The RBNZ also brought in further support, in particular for the banking sector. On 2 April, it added the TLF for banks to its suite of COVID-19 relief measures. It also restricted banks from redeeming capital instruments that are not common-equity tier-one (CET1).

The TLF gives banks access to funding at a low interest rate for up to three years. The RBNZ says it has been designed “in support of the government’s business finance guarantee scheme to help promote lending to businesses”. The TLF will require eligible collateral and haircuts like those for the term auction facility announced on 20 March.

Also in the 2 April announcement, the RBNZ restricted New Zealand’s banks from paying dividends on ordinary shares and redeeming capital instruments.

RBNZ deputy governor, Geoff Bascand, said: “To further support the stability of the financial system during this period of economic uncertainty, we have agreed with the banks that during this period there will be no payment of dividends on ordinary shares, and that they should not redeem non-CET1 capital instruments.” The reserve bank had already delayed the implementation of higher bank capital requirements for at least one year.

Three days before the announcement of the TLF, the RBNZ added a corporate and asset-backed securities (ABS) funding facility to support domestic credit liquidity. The central bank will accept corporate bonds rated triple-A to triple-B minus, with haircuts increasing for longer tenor and lower credit ratings. It will also accept corporate commercial paper and only triple-A rated ABS and RMBS.

The RBNZ assumes RMBS on a single-name basis are not traded in the secondary market and, therefore, that no market price is available.
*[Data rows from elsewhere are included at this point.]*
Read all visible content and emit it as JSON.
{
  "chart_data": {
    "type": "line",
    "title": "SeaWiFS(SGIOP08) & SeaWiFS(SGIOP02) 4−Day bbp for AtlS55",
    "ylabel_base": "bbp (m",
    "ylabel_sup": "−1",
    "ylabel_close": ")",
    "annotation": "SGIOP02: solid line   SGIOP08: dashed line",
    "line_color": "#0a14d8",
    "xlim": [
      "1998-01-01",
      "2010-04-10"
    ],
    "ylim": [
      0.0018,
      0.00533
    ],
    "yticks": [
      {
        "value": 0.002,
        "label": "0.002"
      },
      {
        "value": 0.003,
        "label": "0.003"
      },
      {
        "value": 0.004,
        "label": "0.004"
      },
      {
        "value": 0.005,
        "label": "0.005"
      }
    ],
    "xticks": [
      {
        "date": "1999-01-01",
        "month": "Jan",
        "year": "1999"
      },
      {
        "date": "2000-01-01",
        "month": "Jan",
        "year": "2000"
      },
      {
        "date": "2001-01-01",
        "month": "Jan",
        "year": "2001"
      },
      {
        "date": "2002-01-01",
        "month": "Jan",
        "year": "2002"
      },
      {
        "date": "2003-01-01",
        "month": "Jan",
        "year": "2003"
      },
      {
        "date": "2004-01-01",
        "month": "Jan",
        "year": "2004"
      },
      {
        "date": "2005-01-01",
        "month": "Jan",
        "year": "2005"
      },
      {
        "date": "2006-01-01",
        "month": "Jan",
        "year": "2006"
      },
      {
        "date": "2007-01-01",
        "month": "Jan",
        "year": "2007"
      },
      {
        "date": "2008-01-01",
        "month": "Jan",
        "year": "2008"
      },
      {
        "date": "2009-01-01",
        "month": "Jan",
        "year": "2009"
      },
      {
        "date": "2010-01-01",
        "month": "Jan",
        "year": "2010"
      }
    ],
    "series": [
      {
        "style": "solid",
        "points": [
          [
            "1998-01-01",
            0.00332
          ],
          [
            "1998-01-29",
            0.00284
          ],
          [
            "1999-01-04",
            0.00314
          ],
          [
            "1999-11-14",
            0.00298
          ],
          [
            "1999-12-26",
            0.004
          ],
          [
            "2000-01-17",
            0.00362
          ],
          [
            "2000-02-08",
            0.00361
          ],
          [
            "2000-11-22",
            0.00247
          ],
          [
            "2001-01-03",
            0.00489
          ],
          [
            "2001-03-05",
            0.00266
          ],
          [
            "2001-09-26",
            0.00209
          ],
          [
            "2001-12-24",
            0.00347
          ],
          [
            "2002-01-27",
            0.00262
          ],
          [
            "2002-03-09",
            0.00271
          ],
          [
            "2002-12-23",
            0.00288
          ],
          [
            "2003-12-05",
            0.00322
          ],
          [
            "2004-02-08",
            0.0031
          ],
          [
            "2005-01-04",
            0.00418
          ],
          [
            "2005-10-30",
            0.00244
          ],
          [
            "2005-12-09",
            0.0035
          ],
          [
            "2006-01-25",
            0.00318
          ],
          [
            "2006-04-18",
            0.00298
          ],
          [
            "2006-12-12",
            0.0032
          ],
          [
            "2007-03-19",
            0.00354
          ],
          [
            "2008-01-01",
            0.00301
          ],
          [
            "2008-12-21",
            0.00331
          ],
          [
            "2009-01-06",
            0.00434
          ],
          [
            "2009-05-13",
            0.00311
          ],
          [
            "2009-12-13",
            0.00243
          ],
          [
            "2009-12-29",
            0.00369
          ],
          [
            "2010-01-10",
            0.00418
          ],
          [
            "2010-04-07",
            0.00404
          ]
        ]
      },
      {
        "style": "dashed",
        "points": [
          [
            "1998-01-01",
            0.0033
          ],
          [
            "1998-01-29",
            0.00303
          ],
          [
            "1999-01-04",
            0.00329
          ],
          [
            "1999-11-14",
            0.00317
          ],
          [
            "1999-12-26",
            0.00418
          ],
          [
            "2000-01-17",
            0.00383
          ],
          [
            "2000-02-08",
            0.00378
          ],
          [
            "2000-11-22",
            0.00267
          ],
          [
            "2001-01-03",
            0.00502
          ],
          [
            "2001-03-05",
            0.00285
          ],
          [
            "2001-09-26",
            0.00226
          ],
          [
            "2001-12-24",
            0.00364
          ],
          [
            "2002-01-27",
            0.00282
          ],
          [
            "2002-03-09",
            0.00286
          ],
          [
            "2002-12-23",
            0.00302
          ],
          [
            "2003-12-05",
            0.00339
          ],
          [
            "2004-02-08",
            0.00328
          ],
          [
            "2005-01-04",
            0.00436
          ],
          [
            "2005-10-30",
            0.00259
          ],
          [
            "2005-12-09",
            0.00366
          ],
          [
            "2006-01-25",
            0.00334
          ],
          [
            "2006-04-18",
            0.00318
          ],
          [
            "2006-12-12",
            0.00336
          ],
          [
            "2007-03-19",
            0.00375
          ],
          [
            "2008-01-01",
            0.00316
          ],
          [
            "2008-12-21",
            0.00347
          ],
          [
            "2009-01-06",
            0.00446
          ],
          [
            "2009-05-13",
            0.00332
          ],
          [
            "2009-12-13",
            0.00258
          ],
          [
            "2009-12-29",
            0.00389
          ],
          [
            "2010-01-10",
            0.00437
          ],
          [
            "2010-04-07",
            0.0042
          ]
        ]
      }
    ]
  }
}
For ABS, it will not accept securities from an institution obliged to provide more than half the liquidity provision for that security.

The nature of the New Zealand credit market can make illiquidity particularly pervasive in times of volatility. For instance, in a roundtable KangaNews and ANZ hosted on 26 March, investors suggested portfolios were, in effect, locked in place.

The RBNZ is aiming to unblock some of this congestion in the corporate market. Assistant governor Christian Hawkesby said: “Our objective is to encourage banks to continue to fund their corporate clients by purchasing their debt securities, given the confidence that these securities can be funded by exchanging them with us for cash. In this way, by banking the banks, we are ensuring large businesses can better manage their cash flows and lower their funding costs.”